Bizim güven alışkanlığımız ticaretten. 'Geçmiş muamelesi' derler ya…Geçmiş uygulamalarına bakınca uygulamaları güven verici olarak görüyorum açıkçası. Parti içinde de diğer partilerle ilişkisinde de. İstanbul'da öyle bir aday profilini kendi partisine kabul ettirerek seçimlerde de test edildi. Zorluklara rağmen kazandı. Kolay değil. Yoksa kendi iç dinamikleri ile öyle adaylar çıkmayabilirdi.
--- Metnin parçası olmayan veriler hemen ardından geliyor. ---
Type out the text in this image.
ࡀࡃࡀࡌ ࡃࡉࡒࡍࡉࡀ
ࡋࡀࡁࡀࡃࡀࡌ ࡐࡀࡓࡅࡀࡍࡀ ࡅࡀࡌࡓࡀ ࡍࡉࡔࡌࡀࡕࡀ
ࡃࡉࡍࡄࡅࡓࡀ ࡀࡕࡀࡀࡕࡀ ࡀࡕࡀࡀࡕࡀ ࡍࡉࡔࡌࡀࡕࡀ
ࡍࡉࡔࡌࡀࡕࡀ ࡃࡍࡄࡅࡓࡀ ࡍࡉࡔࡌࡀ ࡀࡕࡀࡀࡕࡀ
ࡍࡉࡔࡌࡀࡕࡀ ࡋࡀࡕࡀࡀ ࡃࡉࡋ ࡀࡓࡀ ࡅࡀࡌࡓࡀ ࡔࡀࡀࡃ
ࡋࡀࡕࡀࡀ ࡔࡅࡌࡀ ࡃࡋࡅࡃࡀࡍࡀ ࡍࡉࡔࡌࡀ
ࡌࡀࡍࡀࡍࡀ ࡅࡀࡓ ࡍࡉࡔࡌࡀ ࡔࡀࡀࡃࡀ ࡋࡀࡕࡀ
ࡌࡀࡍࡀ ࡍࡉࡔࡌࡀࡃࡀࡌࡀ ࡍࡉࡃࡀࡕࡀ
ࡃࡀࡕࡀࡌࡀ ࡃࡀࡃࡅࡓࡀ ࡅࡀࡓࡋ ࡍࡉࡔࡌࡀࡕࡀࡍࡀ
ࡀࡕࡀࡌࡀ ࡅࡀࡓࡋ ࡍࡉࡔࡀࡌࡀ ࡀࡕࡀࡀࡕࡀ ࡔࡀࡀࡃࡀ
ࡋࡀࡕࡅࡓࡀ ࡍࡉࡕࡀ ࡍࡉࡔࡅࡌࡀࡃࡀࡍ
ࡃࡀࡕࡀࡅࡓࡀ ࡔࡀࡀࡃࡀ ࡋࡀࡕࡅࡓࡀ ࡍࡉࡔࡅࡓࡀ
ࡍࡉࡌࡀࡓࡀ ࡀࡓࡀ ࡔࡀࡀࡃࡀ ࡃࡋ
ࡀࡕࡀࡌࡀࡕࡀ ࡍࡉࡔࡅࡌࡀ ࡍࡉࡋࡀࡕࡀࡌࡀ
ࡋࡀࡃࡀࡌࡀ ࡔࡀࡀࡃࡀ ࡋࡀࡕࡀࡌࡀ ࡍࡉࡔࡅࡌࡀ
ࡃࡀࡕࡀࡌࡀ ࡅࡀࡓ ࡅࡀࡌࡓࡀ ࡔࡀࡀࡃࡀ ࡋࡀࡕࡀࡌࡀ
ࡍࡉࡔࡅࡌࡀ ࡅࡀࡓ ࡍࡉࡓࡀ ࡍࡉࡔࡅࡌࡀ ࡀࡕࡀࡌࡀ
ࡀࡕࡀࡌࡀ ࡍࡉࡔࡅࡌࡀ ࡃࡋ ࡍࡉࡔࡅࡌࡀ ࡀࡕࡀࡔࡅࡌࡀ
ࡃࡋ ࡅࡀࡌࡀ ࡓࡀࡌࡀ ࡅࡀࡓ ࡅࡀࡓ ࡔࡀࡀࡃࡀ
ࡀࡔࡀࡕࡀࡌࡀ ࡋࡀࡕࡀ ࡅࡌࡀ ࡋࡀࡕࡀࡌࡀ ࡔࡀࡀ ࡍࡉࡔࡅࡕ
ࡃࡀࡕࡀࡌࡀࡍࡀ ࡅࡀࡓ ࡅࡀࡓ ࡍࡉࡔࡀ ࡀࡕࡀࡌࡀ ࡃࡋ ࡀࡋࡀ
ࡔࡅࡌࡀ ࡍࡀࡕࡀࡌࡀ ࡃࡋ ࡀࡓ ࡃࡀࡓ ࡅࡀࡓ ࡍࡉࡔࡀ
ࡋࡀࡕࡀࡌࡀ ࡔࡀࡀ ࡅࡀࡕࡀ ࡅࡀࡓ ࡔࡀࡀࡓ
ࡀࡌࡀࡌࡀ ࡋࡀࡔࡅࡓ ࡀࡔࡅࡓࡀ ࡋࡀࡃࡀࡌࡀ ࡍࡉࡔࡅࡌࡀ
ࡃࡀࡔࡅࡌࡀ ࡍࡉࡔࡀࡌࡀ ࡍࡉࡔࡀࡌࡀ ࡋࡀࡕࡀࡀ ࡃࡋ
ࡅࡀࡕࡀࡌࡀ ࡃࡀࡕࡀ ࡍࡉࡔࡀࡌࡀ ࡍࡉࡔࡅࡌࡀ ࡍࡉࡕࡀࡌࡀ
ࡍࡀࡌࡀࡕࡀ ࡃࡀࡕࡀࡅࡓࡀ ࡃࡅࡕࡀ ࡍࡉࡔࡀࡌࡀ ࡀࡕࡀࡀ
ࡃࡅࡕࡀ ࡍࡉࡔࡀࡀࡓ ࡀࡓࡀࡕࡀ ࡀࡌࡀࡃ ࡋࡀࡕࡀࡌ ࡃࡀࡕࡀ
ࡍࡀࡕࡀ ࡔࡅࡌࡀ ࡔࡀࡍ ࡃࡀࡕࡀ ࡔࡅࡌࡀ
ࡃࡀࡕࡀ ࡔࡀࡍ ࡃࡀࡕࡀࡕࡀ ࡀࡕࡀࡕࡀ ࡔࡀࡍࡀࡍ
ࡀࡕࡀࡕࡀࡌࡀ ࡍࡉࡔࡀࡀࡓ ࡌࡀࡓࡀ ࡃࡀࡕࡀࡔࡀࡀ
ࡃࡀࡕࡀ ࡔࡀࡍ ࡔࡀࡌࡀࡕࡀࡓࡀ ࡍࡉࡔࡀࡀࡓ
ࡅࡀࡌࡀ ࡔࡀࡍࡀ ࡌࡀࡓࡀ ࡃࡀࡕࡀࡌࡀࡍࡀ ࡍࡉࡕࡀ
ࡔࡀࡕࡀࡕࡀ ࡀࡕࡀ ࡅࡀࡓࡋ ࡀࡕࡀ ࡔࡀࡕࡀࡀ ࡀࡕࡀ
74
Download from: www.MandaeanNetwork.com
Önemli olan farklı kesimlerden de oy almak olmalı. CHP seçmenine de ters gelmeyecek diğer seçmenlerden de rahat oy alabilecek...Ortak aday olursa, öyle bir aday olmalı.
Rasyonel zeminde artık siyaset yapamayınca daha iyi hizmet üretemeyecek sorunları çözebileceğine dair de inanç da düşüyor. Geriye din ve milliyetçilik istismarı kalıyor.
Seçim güvenliği: 'Ya açık farkla kazanılmalı ya da iyi mekanizma kurulmalı'
Çok önemli. İki yolu var. Öncelikle seçimi açık farkla kazanmak gerek. Öyle olursa, onu kapatmak kolay değil. İkincisi de iyi bir mekanizma kurmak lazım. Mümkünse partiler arası bir mekanizmayı önemsiyoruz. Henüz bir çalışma olmasa da bunun gerekebileceği konusunda değerlendirmeler yaptık bazı genel başkanlarla. Sahanın tümüne hakim olmak için ortak bir mekanizma değerli olur diye düşünüyorum.